The NY Empire state survey was the US data highlight and as expected the main index return to expansionary mode (4.3 vs. 2.0 exp.) after its record decline in May. The index’s increase reversed the prior month’s record 26 point drop that had sparked concerns about a sudden contraction NY state business activity. That said details in the report were mixed with the new orders index coming at -1.5 from -12 while the employment sub-index fell deeper into negative territory to -9.6.
Looking at currencies the USD looks to be consolidated the declines recorded last week with USD indices showing small gains over the past 24hrs, largely reflecting GBP weakness. Cable is down 0.44% and now trades at 1.2516. There has not been any major UK data release or Brexit news, but as we start the second half of July, the market looks to be preparing for a new PM with a strong Brexit agenda. Boris Johnson remains the probable winner in the Conservative leadership contest and his likely agenda at least initially is to go hard and see if he can get a better deal with the threat of a hard Brexit as his main bargaining chip. GBP is set to struggle in this environment.

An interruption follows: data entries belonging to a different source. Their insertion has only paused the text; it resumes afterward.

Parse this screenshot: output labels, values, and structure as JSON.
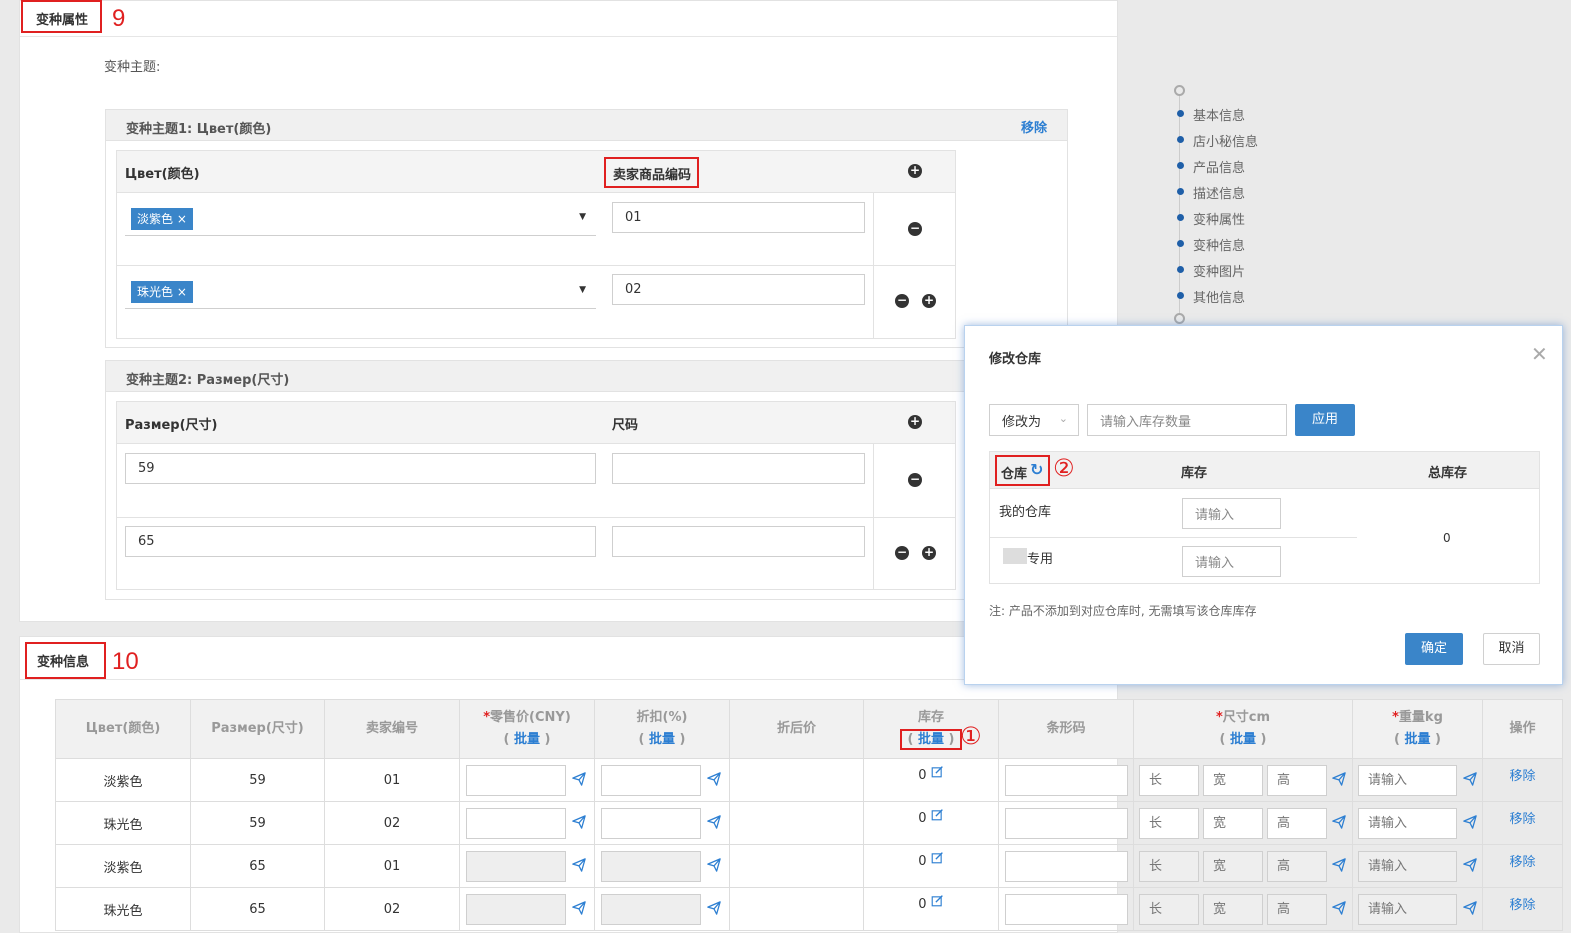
{
  "variant_attrs": {
    "section_title": "变种属性",
    "section_number": "9",
    "theme_label": "变种主题:",
    "theme1": {
      "title": "变种主题1: Цвет(颜色)",
      "remove": "移除",
      "col1": "Цвет(颜色)",
      "col2": "卖家商品编码",
      "rows": [
        {
          "tag": "淡紫色",
          "code": "01"
        },
        {
          "tag": "珠光色",
          "code": "02"
        }
      ]
    },
    "theme2": {
      "title": "变种主题2: Размер(尺寸)",
      "col1": "Размер(尺寸)",
      "col2": "尺码",
      "rows": [
        {
          "value": "59",
          "size": ""
        },
        {
          "value": "65",
          "size": ""
        }
      ]
    }
  },
  "side_nav": {
    "items": [
      "基本信息",
      "店小秘信息",
      "产品信息",
      "描述信息",
      "变种属性",
      "变种信息",
      "变种图片",
      "其他信息"
    ]
  },
  "variant_info": {
    "section_title": "变种信息",
    "section_number": "10",
    "headers": {
      "color": "Цвет(颜色)",
      "size": "Размер(尺寸)",
      "seller_code": "卖家编号",
      "retail_price": "零售价(CNY)",
      "discount": "折扣(%)",
      "after_discount": "折后价",
      "stock": "库存",
      "barcode": "条形码",
      "dimension": "尺寸cm",
      "weight": "重量kg",
      "action": "操作",
      "batch": "批量",
      "required": "*"
    },
    "stock_marker": "①",
    "placeholders": {
      "length": "长",
      "width": "宽",
      "height": "高",
      "weight": "请输入"
    },
    "remove": "移除",
    "rows": [
      {
        "color": "淡紫色",
        "size": "59",
        "code": "01",
        "stock": "0"
      },
      {
        "color": "珠光色",
        "size": "59",
        "code": "02",
        "stock": "0"
      },
      {
        "color": "淡紫色",
        "size": "65",
        "code": "01",
        "stock": "0"
      },
      {
        "color": "珠光色",
        "size": "65",
        "code": "02",
        "stock": "0"
      }
    ]
  },
  "dialog": {
    "title": "修改仓库",
    "mode_select": "修改为",
    "qty_placeholder": "请输入库存数量",
    "apply": "应用",
    "col_warehouse": "仓库",
    "col_stock": "库存",
    "col_total": "总库存",
    "marker": "②",
    "rows": [
      {
        "name": "我的仓库",
        "placeholder": "请输入"
      },
      {
        "name": "专用",
        "placeholder": "请输入"
      }
    ],
    "total": "0",
    "note": "注: 产品不添加到对应仓库时, 无需填写该仓库库存",
    "confirm": "确定",
    "cancel": "取消"
  }
}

Meanwhile as mentioned above, the positive China activity readings, boosting its domestic demand, has been good news for the AUD and NZD. The AUD now trades at 0.7039, up 0.3% over the past 24hrs while NZD is 0.37% higher at 0.6719. 0.7050 remains the big test for the AUD, a break above that level technically opens a fair bit of free air for the pair to make a move above 71c, US retails sales and US earning reporting is the imminent market focus while AU labour market data on Thursday is the domestic event to watch.
Looking at commodities, yesterday iron ore had a good day, gaining 0.78% to $121.2 probably boosted by the details in China’s activity readings which included a 10% jump in crude steel production. Oil prices on the other hand lost between -1.5% and 0.8% following news that hurricane Barry has now move ashore and is weakening allowing drillers restaffing offshore installations in the Gulf of Mexico.

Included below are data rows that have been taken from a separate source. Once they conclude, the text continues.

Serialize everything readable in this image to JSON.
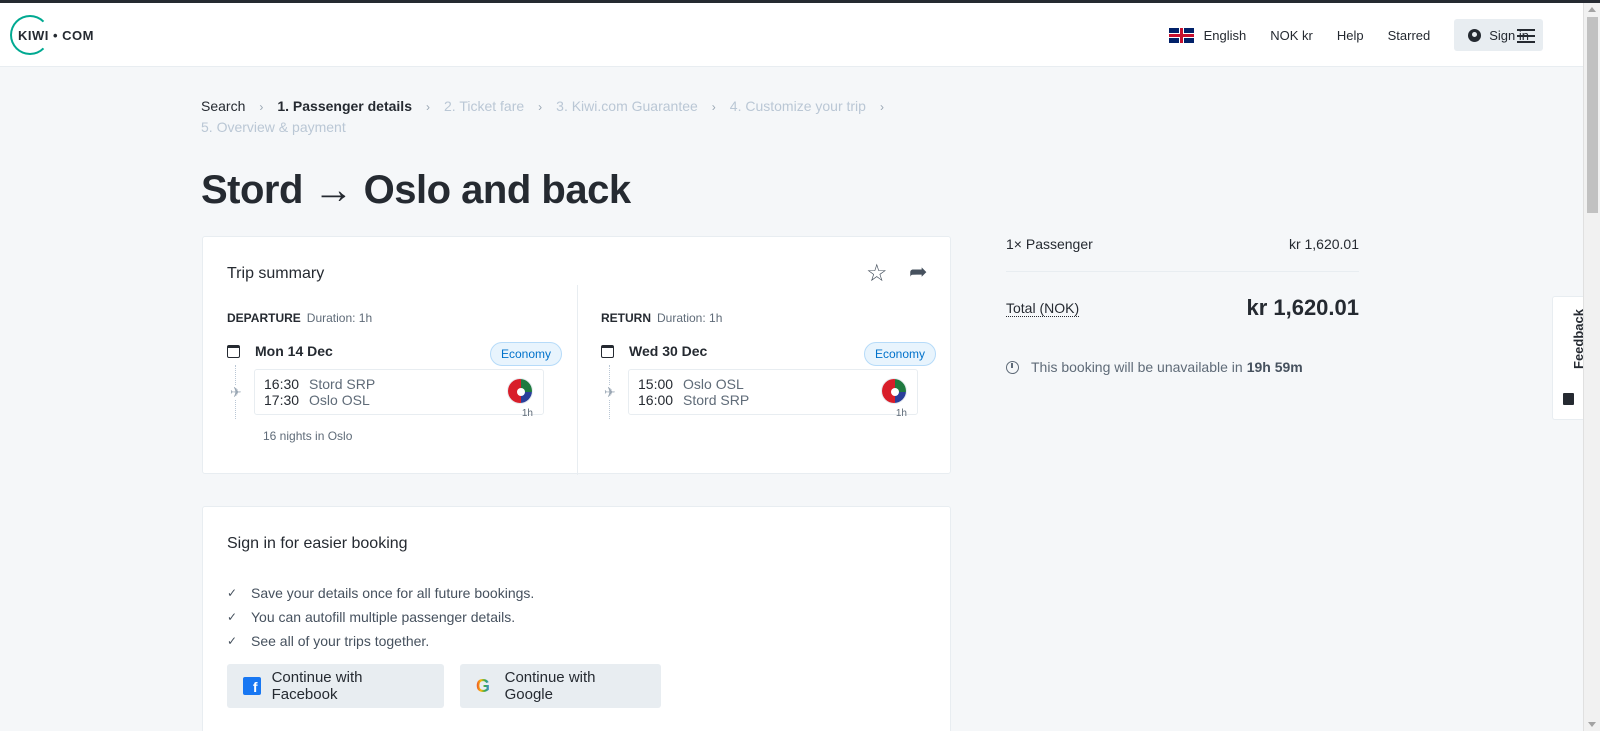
{
  "header": {
    "logo_text": "KIWI • COM",
    "language": "English",
    "currency": "NOK kr",
    "help": "Help",
    "starred": "Starred",
    "sign_in": "Sign in"
  },
  "breadcrumb": [
    {
      "label": "Search",
      "state": "done"
    },
    {
      "label": "1. Passenger details",
      "state": "active"
    },
    {
      "label": "2. Ticket fare",
      "state": "pending"
    },
    {
      "label": "3. Kiwi.com Guarantee",
      "state": "pending"
    },
    {
      "label": "4. Customize your trip",
      "state": "pending"
    },
    {
      "label": "5. Overview & payment",
      "state": "pending"
    }
  ],
  "page_title": "Stord → Oslo and back",
  "trip_summary": {
    "title": "Trip summary",
    "departure": {
      "label": "DEPARTURE",
      "duration": "Duration: 1h",
      "date": "Mon 14 Dec",
      "cabin": "Economy",
      "dep_time": "16:30",
      "dep_place": "Stord SRP",
      "arr_time": "17:30",
      "arr_place": "Oslo OSL",
      "seg_duration": "1h",
      "nights": "16 nights in Oslo"
    },
    "return": {
      "label": "RETURN",
      "duration": "Duration: 1h",
      "date": "Wed 30 Dec",
      "cabin": "Economy",
      "dep_time": "15:00",
      "dep_place": "Oslo OSL",
      "arr_time": "16:00",
      "arr_place": "Stord SRP",
      "seg_duration": "1h"
    }
  },
  "sign_in_card": {
    "title": "Sign in for easier booking",
    "benefits": [
      "Save your details once for all future bookings.",
      "You can autofill multiple passenger details.",
      "See all of your trips together."
    ],
    "facebook_btn": "Continue with Facebook",
    "google_btn": "Continue with Google"
  },
  "price": {
    "passenger_label": "1× Passenger",
    "passenger_price": "kr 1,620.01",
    "total_label": "Total (NOK)",
    "total_value": "kr 1,620.01",
    "timer_text": "This booking will be unavailable in",
    "timer_value": "19h 59m"
  },
  "feedback": "Feedback",
  "colors": {
    "brand": "#00a991",
    "text": "#252a31",
    "economy_badge": "#0172cb",
    "facebook": "#1877f2"
  },
  "icons": [
    "flag-uk-icon",
    "user-icon",
    "hamburger-icon",
    "star-icon",
    "share-icon",
    "calendar-icon",
    "plane-icon",
    "timer-icon",
    "facebook-icon",
    "google-icon",
    "check-icon"
  ]
}
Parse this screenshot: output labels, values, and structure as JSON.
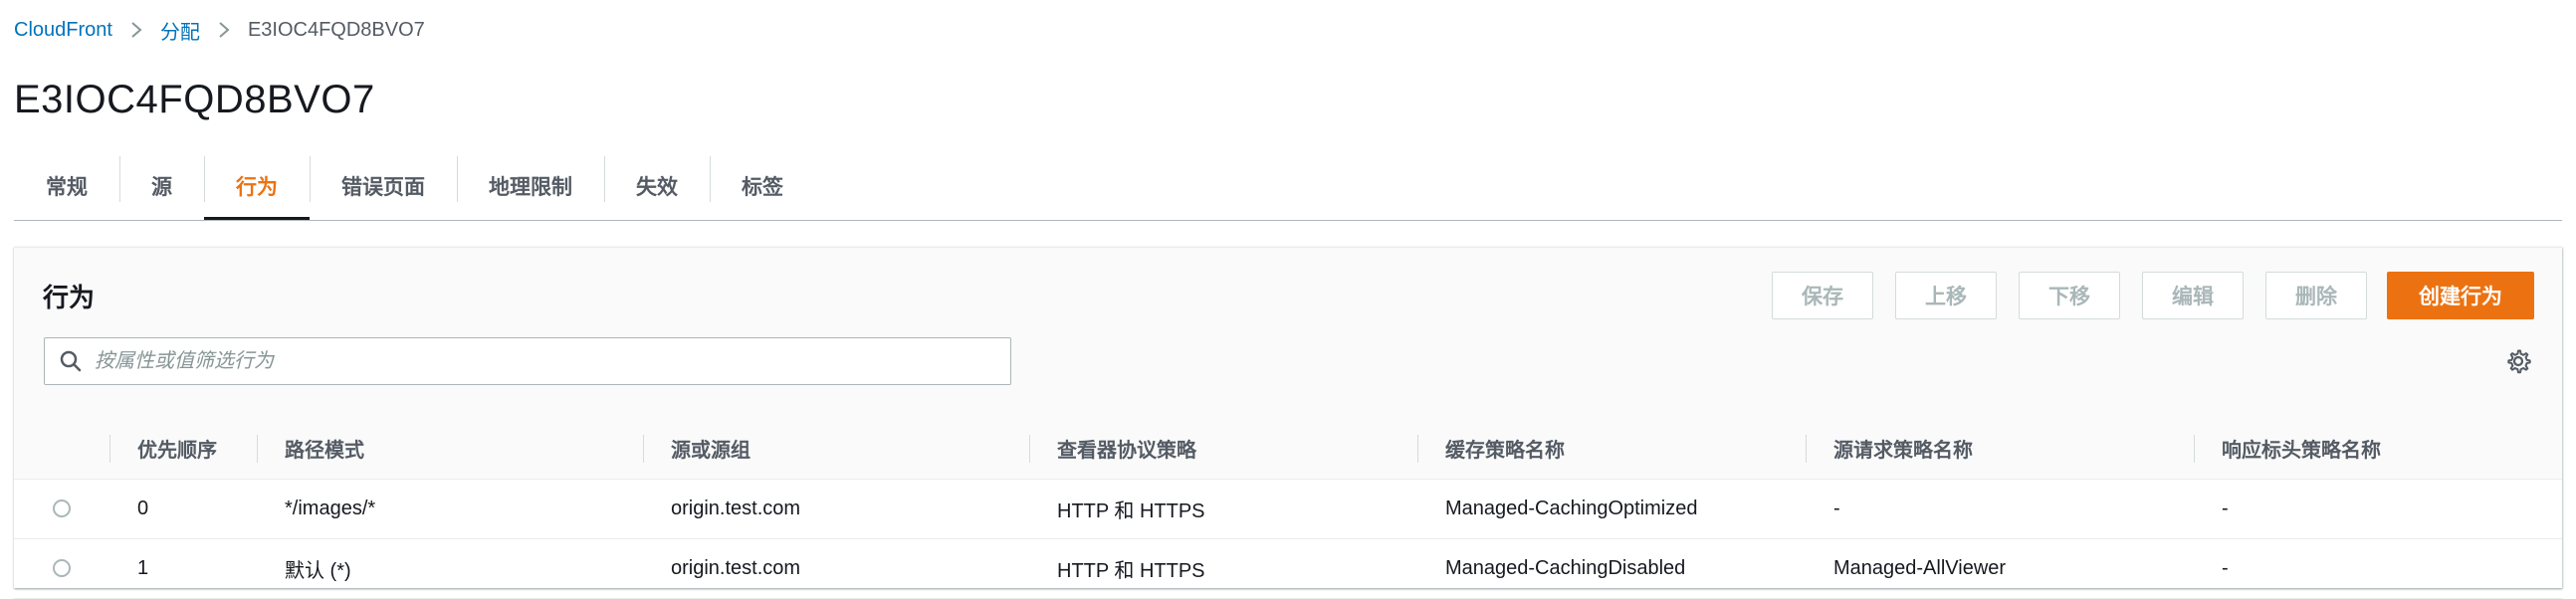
{
  "breadcrumb": {
    "items": [
      "CloudFront",
      "分配"
    ],
    "current": "E3IOC4FQD8BVO7"
  },
  "page_title": "E3IOC4FQD8BVO7",
  "tabs": [
    {
      "label": "常规"
    },
    {
      "label": "源"
    },
    {
      "label": "行为",
      "active": true
    },
    {
      "label": "错误页面"
    },
    {
      "label": "地理限制"
    },
    {
      "label": "失效"
    },
    {
      "label": "标签"
    }
  ],
  "panel": {
    "title": "行为",
    "buttons": {
      "save": "保存",
      "move_up": "上移",
      "move_down": "下移",
      "edit": "编辑",
      "delete": "删除",
      "create": "创建行为"
    },
    "search": {
      "placeholder": "按属性或值筛选行为",
      "value": ""
    }
  },
  "table": {
    "columns": [
      "",
      "优先顺序",
      "路径模式",
      "源或源组",
      "查看器协议策略",
      "缓存策略名称",
      "源请求策略名称",
      "响应标头策略名称"
    ],
    "rows": [
      {
        "priority": "0",
        "path": "*/images/*",
        "origin": "origin.test.com",
        "viewer_policy": "HTTP 和 HTTPS",
        "cache_policy": "Managed-CachingOptimized",
        "origin_request_policy": "-",
        "response_headers_policy": "-"
      },
      {
        "priority": "1",
        "path": "默认 (*)",
        "origin": "origin.test.com",
        "viewer_policy": "HTTP 和 HTTPS",
        "cache_policy": "Managed-CachingDisabled",
        "origin_request_policy": "Managed-AllViewer",
        "response_headers_policy": "-"
      }
    ]
  },
  "colors": {
    "link": "#0073bb",
    "accent": "#ec7211",
    "text": "#16191f",
    "muted": "#545b64",
    "disabled": "#aab7b8"
  },
  "icons": {
    "breadcrumb_separator": "chevron-right-icon",
    "search": "search-icon",
    "settings": "gear-icon"
  }
}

Our BNZ colleagues anticipate a 0.5% increase in the Q2 CPI, partly as fuel prices rebound from their drop in the prior quarter, which would nudge annual inflation up from 1.5% to 1.6%.The market and RBNZ both expect a 0.6% rise, with annual inflation at 1.7%. Meanwhile annual core inflation is likely to remain around or just below the 2% mark in Q2. We don’t see the data getting in the way of a likely RBNZ rate cut of 25bps next month, which is currently well priced at 21bps.

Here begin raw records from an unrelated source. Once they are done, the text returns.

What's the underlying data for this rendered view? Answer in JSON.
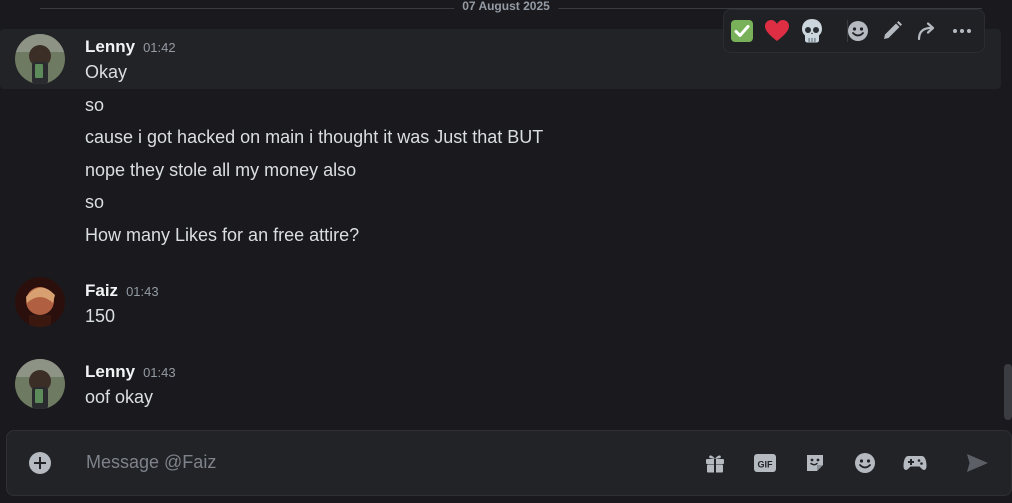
{
  "date_divider": "07 August 2025",
  "messages": [
    {
      "author": "Lenny",
      "time": "01:42",
      "lines": [
        "Okay",
        "so",
        "cause i got hacked on main i thought it was Just that BUT",
        "nope they stole all my money also",
        "so",
        "How many Likes for an free attire?"
      ]
    },
    {
      "author": "Faiz",
      "time": "01:43",
      "lines": [
        "150"
      ]
    },
    {
      "author": "Lenny",
      "time": "01:43",
      "lines": [
        "oof okay"
      ]
    }
  ],
  "toolbar": {
    "reactions": [
      {
        "icon": "check-mark-emoji",
        "color": "#78b159"
      },
      {
        "icon": "red-heart-emoji",
        "color": "#dd2e44"
      },
      {
        "icon": "skull-emoji",
        "color": "#ccd6dd"
      }
    ],
    "actions": [
      "add-reaction-icon",
      "edit-icon",
      "forward-icon",
      "more-icon"
    ]
  },
  "composer": {
    "placeholder": "Message @Faiz",
    "gif_label": "GIF",
    "buttons": [
      "plus-icon",
      "gift-icon",
      "gif-icon",
      "sticker-icon",
      "emoji-icon",
      "apps-icon",
      "send-icon"
    ]
  },
  "colors": {
    "background": "#1a1a1e",
    "hover": "#222327",
    "text": "#dbdee1",
    "muted": "#949ba4"
  }
}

In July the RBA lower the cash for a second consecutive months to a record low level of 1%. Focus on the Minutes from a market’s perspective is likely to be on the rationale for lowering the cash rate and on any colour re the conditionality for further easing. The minuets are likely echo Governor Lowe’s recent remarks that the outlook remains “reasonable” with further easing depending on the data. Based on the RBA’s May SoMP, NAB thinks the Bank’s outlook for the labour market, economic growth and inflation remain on the optimistic side.
Lower gasoline prices suggest upside to the retail sales control measure. Market is at 0.3% vs 0.5% prior.